Cyrus Mistry who was appointed as the sixth chairman of Tata Group in 2012 was ousted following a boardroom coup on October 24, 2016.
The case was heard by a two-judge panel of the National Company Law Appellate Tribunal on Wednesday. According to the tribunal's website, the case was heard at the court of Chairperson SJ Mukhopadhaya and Member (judicial) Bansi Lal Bhat. The bench observed that Ratan Tata's actions against Mistry were oppressive and the appointment of a new chairman was illegal. The court also said Tata Sons's move to turn private from a public company was unlawful and ordered a reversal.
Through two family-run firms -- Cyrus Investments and Sterling Investments Corp -- Mistry had moved the National Company Law Tribunal in Mumbai against Tata Sons and others for oppression and mismanagement. The tribunal had earlier dismissed the petitions.
An NCLT court in July'18 had upheld the decision taken by Tata Sons board of directors. At that time Mistry had called the decision as "disappointing". Back then, Mistry's office stated, "We will continue to strive for ensuring good governance and protection of interests of minority shareholders and all stakeholders in Tata Sons from the wilful brute rule of the majority."
With this announcement, the appointment of N Chandrasekaran has been declared illegal. On February 20, 2017, N. Chandrasekaran, who was heading Tata Consultancy Services, took charge as Chairman of Tata Sons which has now been declared illegal by NCLAT.
The Mistry family is the single largest shareholder in Tata Sons, with an 18.4 per cent stake. The petitioners, Cyrus Investments Pvt. Ltd and Sterling Investments Group of the Shapoorji Pallonji Group had filed the plea against the Tata Sons directors and trustees of Tata Trusts, alleging among other things, abuse of articles of association by outsiders, breakdown of governance and loss of ethical values.
During a previous case hearing, Tata Group counsel Abhishek Manu Singhvi had told an NCLT court that Mistry was appointed at the behest of Tata Trusts and his removal cannot be questioned by minority shareholders and he was removed as per provisions of the law by seven out of nine directors in which Mistry did not vote for his removal and one director abstained. Singhvi also argued that Mistry was removed because the Tata Sons Board had lost confidence in him, as he had intentionally and in bad faith, "leaked sensitive and confidential information" which eroded Tata Group's market value.

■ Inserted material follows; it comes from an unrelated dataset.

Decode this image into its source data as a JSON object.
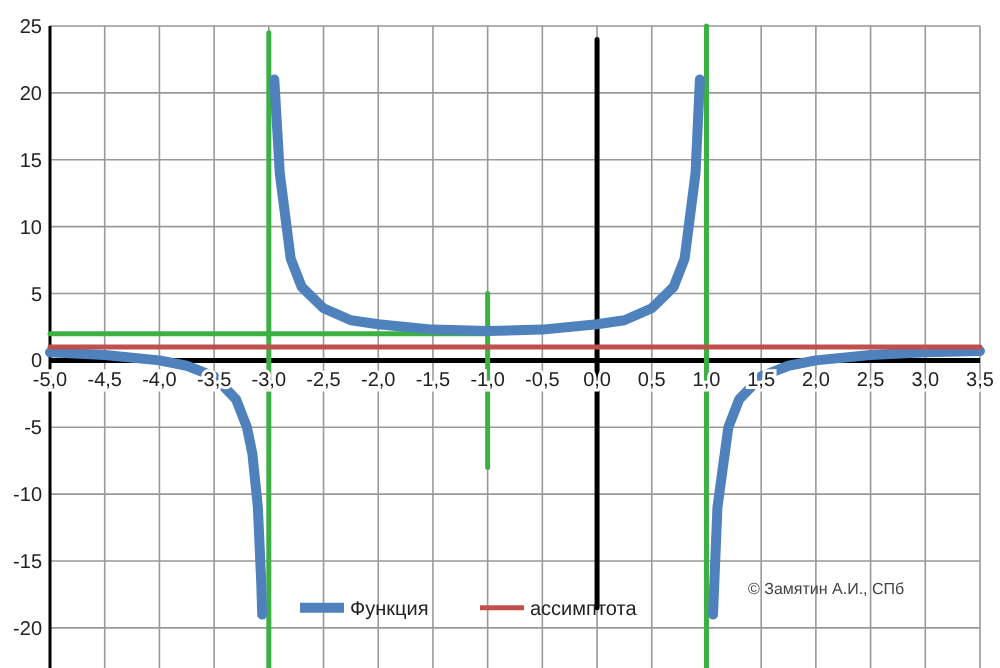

Stocks related to the Tata Group saw some volatility. Shares of Tata Motors Ltd. and Tata Consultancy Services Ltd. fell after the verdict, dragging down the Sensex. Tata Global Beverages (down 5.24%), Tata Coffee (down 3.88%), Tata Motors (down 3.72%), Tata Chemicals (down 2.67%), Tata TeleServices Maharashtra (down 1.64%), Tata Power (down 1.43%) and Tata Investment Corporation (down 1.4%) were stocks that saw a decline.
Stocks of Tata Steel (up 0.16%), Tata Metaliks (up 1.15%), Tata Communications (up 1.34%), Tinplate Company of India (up 1.61%), Tata Steel Long Products (up 1.85%) and Rallis India (up 1.88%) advanced.
The NCLAT order is expected to take effect after four weeks but the Tata Group has the option to challenge the ruling in the Supreme Court.